Shut down the original mongod process.
Re-start the "new" mongod as a master instead of the slave.
Re-activate system writes pointing at the new master.
Done correctly those last three steps can happen in minutes or even seconds.
Can you not afford any down-time?
If so, do this (master-master):
Start up a new instance and mount the new EBS on that server.
Install / start mongod as a master and a slave against the current database. (may need to re-start current as master, minimal down-time?)
The new computer should do a fresh synchronization.

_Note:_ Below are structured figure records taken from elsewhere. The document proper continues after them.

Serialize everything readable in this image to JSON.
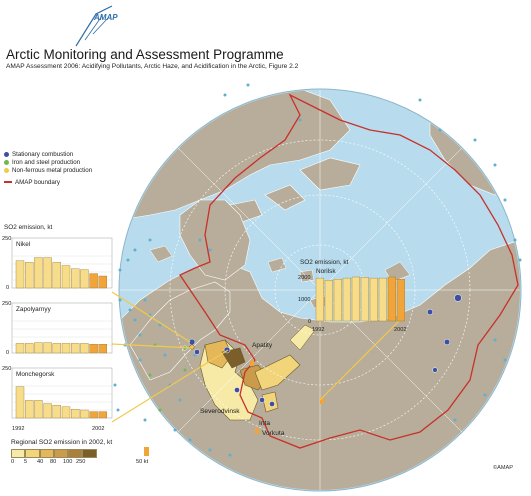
{
  "header": {
    "logo_text": "AMAP",
    "title": "Arctic Monitoring and Assessment Programme",
    "subtitle": "AMAP Assessment 2006: Acidifying Pollutants, Arctic Haze, and Acidification in the Arctic, Figure 2.2"
  },
  "legend": {
    "items": [
      {
        "label": "Stationary combustion",
        "color": "#3b4fa3"
      },
      {
        "label": "Iron and steel production",
        "color": "#6fb94e"
      },
      {
        "label": "Non-ferrous metal production",
        "color": "#f2c94c"
      }
    ],
    "boundary_label": "AMAP boundary",
    "boundary_color": "#c8302b"
  },
  "panel_title": "SO2 emission, kt",
  "charts": [
    {
      "site": "Nikel",
      "ymax": 250,
      "ytick_top": "250",
      "ytick_bottom": "0",
      "values": [
        170,
        160,
        190,
        190,
        160,
        140,
        120,
        115,
        90,
        75
      ],
      "highlight": [
        8,
        9
      ]
    },
    {
      "site": "Zapolyarnyy",
      "ymax": 250,
      "ytick_top": "250",
      "ytick_bottom": "0",
      "values": [
        60,
        60,
        65,
        65,
        60,
        60,
        60,
        60,
        55,
        55
      ],
      "highlight": [
        8,
        9
      ]
    },
    {
      "site": "Monchegorsk",
      "ymax": 250,
      "ytick_top": "250",
      "ytick_bottom": "",
      "values": [
        195,
        110,
        110,
        90,
        80,
        70,
        55,
        50,
        40,
        40
      ],
      "highlight": [
        8,
        9
      ]
    }
  ],
  "chart_axis": {
    "start": "1992",
    "end": "2002"
  },
  "norilsk_chart": {
    "title": "SO2 emission, kt",
    "site": "Norilsk",
    "ymax": 2000,
    "ytick_top": "2000",
    "ytick_mid": "1000",
    "ytick_bottom": "0",
    "values": [
      1950,
      1850,
      1900,
      1950,
      2000,
      1980,
      1950,
      1950,
      2000,
      1900
    ],
    "highlight": [
      8,
      9
    ],
    "axis_start": "1992",
    "axis_end": "2002"
  },
  "cities": [
    {
      "name": "Apatity"
    },
    {
      "name": "Severodvinsk"
    },
    {
      "name": "Inta"
    },
    {
      "name": "Vorkuta"
    }
  ],
  "regional_legend": {
    "title": "Regional SO2 emission in 2002, kt",
    "classes": [
      "0",
      "5",
      "40",
      "80",
      "100",
      "250"
    ],
    "colors": [
      "#f7e9a6",
      "#f2d57a",
      "#e4b75a",
      "#c99b4a",
      "#a9813c",
      "#7c5e2a"
    ],
    "marker_label": "50 kt",
    "marker_color": "#f0a43a"
  },
  "copyright": "©AMAP",
  "colors": {
    "ocean": "#b8dced",
    "land": "#b7ad9a",
    "land_outline": "#ffffff",
    "graticule": "#ffffff",
    "bar": "#f7dd8a",
    "bar_highlight": "#f0a43a",
    "bar_stroke": "#9a7b32"
  }
}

Once the new computer is up-to-date, switch the system to point at the new server.
I know it seems like this last version is actually the best, but it can be a little dicey (as of this writing). The reason is simply that I've honestly had a lot of issues with "Master-Master" replication, especially if you don't start with both active.

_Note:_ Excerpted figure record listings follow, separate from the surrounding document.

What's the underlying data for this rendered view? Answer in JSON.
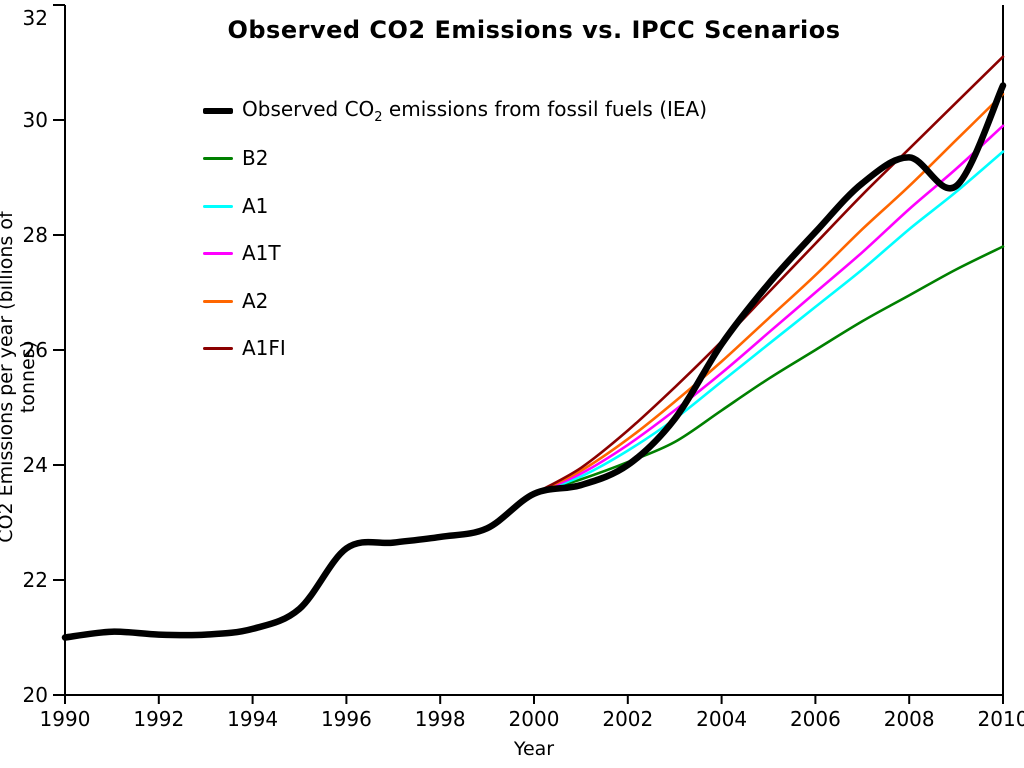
{
  "chart_data": {
    "type": "line",
    "title": "Observed CO2 Emissions vs. IPCC Scenarios",
    "xlabel": "Year",
    "ylabel": "CO2 Emissions per year (billions of tonnes)",
    "xlim": [
      1990,
      2010
    ],
    "ylim": [
      20,
      32
    ],
    "x_ticks": [
      1990,
      1992,
      1994,
      1996,
      1998,
      2000,
      2002,
      2004,
      2006,
      2008,
      2010
    ],
    "y_ticks": [
      20,
      22,
      24,
      26,
      28,
      30,
      32
    ],
    "grid": false,
    "legend_position": "upper-left-inside",
    "series": [
      {
        "id": "observed",
        "name": "Observed CO2 emissions from fossil fuels (IEA)",
        "color": "#000000",
        "line_width": 6.5,
        "x": [
          1990,
          1991,
          1992,
          1993,
          1994,
          1995,
          1996,
          1997,
          1998,
          1999,
          2000,
          2001,
          2002,
          2003,
          2004,
          2005,
          2006,
          2007,
          2008,
          2009,
          2010
        ],
        "values": [
          21.0,
          21.1,
          21.05,
          21.05,
          21.15,
          21.5,
          22.55,
          22.65,
          22.75,
          22.9,
          23.5,
          23.65,
          24.0,
          24.8,
          26.1,
          27.15,
          28.05,
          28.9,
          29.35,
          28.85,
          30.6
        ]
      },
      {
        "id": "b2",
        "name": "B2",
        "color": "#008000",
        "line_width": 2.6,
        "x": [
          2000,
          2001,
          2002,
          2003,
          2004,
          2005,
          2006,
          2007,
          2008,
          2009,
          2010
        ],
        "values": [
          23.5,
          23.75,
          24.05,
          24.4,
          24.95,
          25.5,
          26.0,
          26.5,
          26.95,
          27.4,
          27.8
        ]
      },
      {
        "id": "a1",
        "name": "A1",
        "color": "#00ffff",
        "line_width": 2.6,
        "x": [
          2000,
          2001,
          2002,
          2003,
          2004,
          2005,
          2006,
          2007,
          2008,
          2009,
          2010
        ],
        "values": [
          23.5,
          23.8,
          24.25,
          24.8,
          25.45,
          26.1,
          26.75,
          27.4,
          28.1,
          28.75,
          29.45
        ]
      },
      {
        "id": "a1t",
        "name": "A1T",
        "color": "#ff00ff",
        "line_width": 2.6,
        "x": [
          2000,
          2001,
          2002,
          2003,
          2004,
          2005,
          2006,
          2007,
          2008,
          2009,
          2010
        ],
        "values": [
          23.5,
          23.85,
          24.35,
          24.95,
          25.6,
          26.3,
          27.0,
          27.7,
          28.45,
          29.15,
          29.9
        ]
      },
      {
        "id": "a2",
        "name": "A2",
        "color": "#ff6600",
        "line_width": 2.6,
        "x": [
          2000,
          2001,
          2002,
          2003,
          2004,
          2005,
          2006,
          2007,
          2008,
          2009,
          2010
        ],
        "values": [
          23.5,
          23.9,
          24.45,
          25.1,
          25.8,
          26.55,
          27.3,
          28.1,
          28.85,
          29.65,
          30.45
        ]
      },
      {
        "id": "a1fi",
        "name": "A1FI",
        "color": "#8b0000",
        "line_width": 2.6,
        "x": [
          2000,
          2001,
          2002,
          2003,
          2004,
          2005,
          2006,
          2007,
          2008,
          2009,
          2010
        ],
        "values": [
          23.5,
          23.95,
          24.6,
          25.35,
          26.15,
          27.0,
          27.85,
          28.7,
          29.5,
          30.3,
          31.1
        ]
      }
    ],
    "legend": [
      {
        "series": "observed",
        "pre": "Observed CO",
        "sub": "2",
        "post": " emissions from fossil fuels (IEA)",
        "swatch_height": 6
      },
      {
        "series": "b2",
        "pre": "B2",
        "sub": "",
        "post": "",
        "swatch_height": 3
      },
      {
        "series": "a1",
        "pre": "A1",
        "sub": "",
        "post": "",
        "swatch_height": 3
      },
      {
        "series": "a1t",
        "pre": "A1T",
        "sub": "",
        "post": "",
        "swatch_height": 3
      },
      {
        "series": "a2",
        "pre": "A2",
        "sub": "",
        "post": "",
        "swatch_height": 3
      },
      {
        "series": "a1fi",
        "pre": "A1FI",
        "sub": "",
        "post": "",
        "swatch_height": 3
      }
    ],
    "axis_color": "#000000",
    "background_color": "#ffffff"
  }
}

If you plan on using this method, I highly suggest a smaller practice run first. If something bombs here, Mongo might simply wipe all of your data files which will have the effect of taking more stuff down.
If you get a good version of this please post the commands, I'd like to see it in action.

Doesn't the E in EBS stand for elastic meaning something like resizing on the fly?
Currently the MongoDB team is working on finishining sharding which will allow you horizontal scaling by partitioning data separately on different servers. Give it a month or two and it will work fine. The developers are quite good at keeping their promises.
http://api.mongodb.org/wiki/current/Sharding%20Introduction.html
http://api.mongodb.org/wiki/current/Sharding%20Limits.html

You could slave the bigger disk off the smaller until it's caught up
or
fsync+lock and take a file system snapshot and copy it onto the bigger disk.

well, I am using Mongo DB now. I am pretty amazed the performance it generated, especially on some simple sorting.
I believe it's a good tool for simple web application logic. The remaining concern for is how to scale and backup. I will continue to explore.
The only disadvantage I have is that I didn't have any good tools to reveal the data stored inside. For example, I want to put my logging from MYSQL into Mongo as well. However, it's pretty difficult for me to view the log. Previously, i can use MYSQL query to fetch what I want easily.
Anyway, it's a good tool and I will continue to use it.